Haftung des Skilehrers für zum Sturz gebrachte Schülerin

Januar 2017


Der Oberste Gerichtshof (OGH) hatte sich kürzlich mit nachfolgendem Sachverhalt zu beschäftigen:

Die klagende Skifahrerin buchte in der beklagten Skischule Privatunterricht. Während dem Unterricht fuhr sie in Schneepflugtechnik sehr langsam auf den rechten Pistenrand zu. Der ebenfalls beklagte Skilehrer bemerkte aus dem Augenwinkel, dass im Nahbereich ein Skifahrer mit großem Tempo von oben kommend auf die Schülerin zufuhr.
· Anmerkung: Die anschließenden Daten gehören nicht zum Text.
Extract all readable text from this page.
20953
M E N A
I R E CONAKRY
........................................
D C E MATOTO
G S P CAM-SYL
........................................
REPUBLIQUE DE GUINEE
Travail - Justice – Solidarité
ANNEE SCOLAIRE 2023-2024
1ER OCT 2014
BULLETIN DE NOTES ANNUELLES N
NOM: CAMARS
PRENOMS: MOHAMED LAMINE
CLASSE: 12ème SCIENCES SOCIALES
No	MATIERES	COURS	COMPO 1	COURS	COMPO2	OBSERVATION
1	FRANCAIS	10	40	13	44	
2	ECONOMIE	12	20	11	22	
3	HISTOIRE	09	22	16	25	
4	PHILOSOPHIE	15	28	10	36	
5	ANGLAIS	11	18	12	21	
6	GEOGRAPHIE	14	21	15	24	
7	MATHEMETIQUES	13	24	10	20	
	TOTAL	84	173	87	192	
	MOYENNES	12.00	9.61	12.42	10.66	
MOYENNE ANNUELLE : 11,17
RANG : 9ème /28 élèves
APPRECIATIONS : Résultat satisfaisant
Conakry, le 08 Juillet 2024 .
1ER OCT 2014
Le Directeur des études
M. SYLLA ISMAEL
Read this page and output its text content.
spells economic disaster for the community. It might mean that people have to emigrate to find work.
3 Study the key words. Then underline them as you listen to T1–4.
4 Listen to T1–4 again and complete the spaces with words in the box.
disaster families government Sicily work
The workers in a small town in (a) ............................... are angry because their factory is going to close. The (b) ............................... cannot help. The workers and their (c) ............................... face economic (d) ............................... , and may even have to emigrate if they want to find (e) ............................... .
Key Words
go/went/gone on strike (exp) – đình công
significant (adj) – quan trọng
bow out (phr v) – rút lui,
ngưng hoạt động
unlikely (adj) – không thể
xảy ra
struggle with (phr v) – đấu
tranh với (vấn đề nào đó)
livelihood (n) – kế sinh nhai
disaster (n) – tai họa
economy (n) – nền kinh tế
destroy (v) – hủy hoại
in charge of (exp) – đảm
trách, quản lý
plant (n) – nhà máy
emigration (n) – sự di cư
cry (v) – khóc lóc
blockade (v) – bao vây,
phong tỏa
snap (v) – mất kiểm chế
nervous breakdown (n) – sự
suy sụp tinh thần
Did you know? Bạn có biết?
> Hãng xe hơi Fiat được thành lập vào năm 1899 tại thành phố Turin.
Da er annahm, dass es zu einem Zusammenstoß mit seiner Schülerin kommen werde, wenn sie weiter in Richtung des Pistenrandes fährt, versetzte er ihr einen Stoß, durch den sie umfiel. Aufgrund einer rasch durchgeführten Aktion kam auch der Skilehrer (ungewollt) zu Sturz und viel auf seine Schülerin, die dabei Bänderverletzungen im Knie erlitt. Die Schülerin begehrte daraufhin Schadenersatz von der Skischule sowie dem Skilehrer.

In seiner rechtlichen Beurteilung führte der OGH aus, dass die Verletzungen der Klägerin dadurch verursacht worden sind, dass der Skilehrer sie (vorsätzlich) umgestoßen hat und auf sie gefallen ist. Durch sein Verhalten habe der Skilehrer in ein absolut geschütztes Recht eingegriffen, was grundsätzlich verboten sei.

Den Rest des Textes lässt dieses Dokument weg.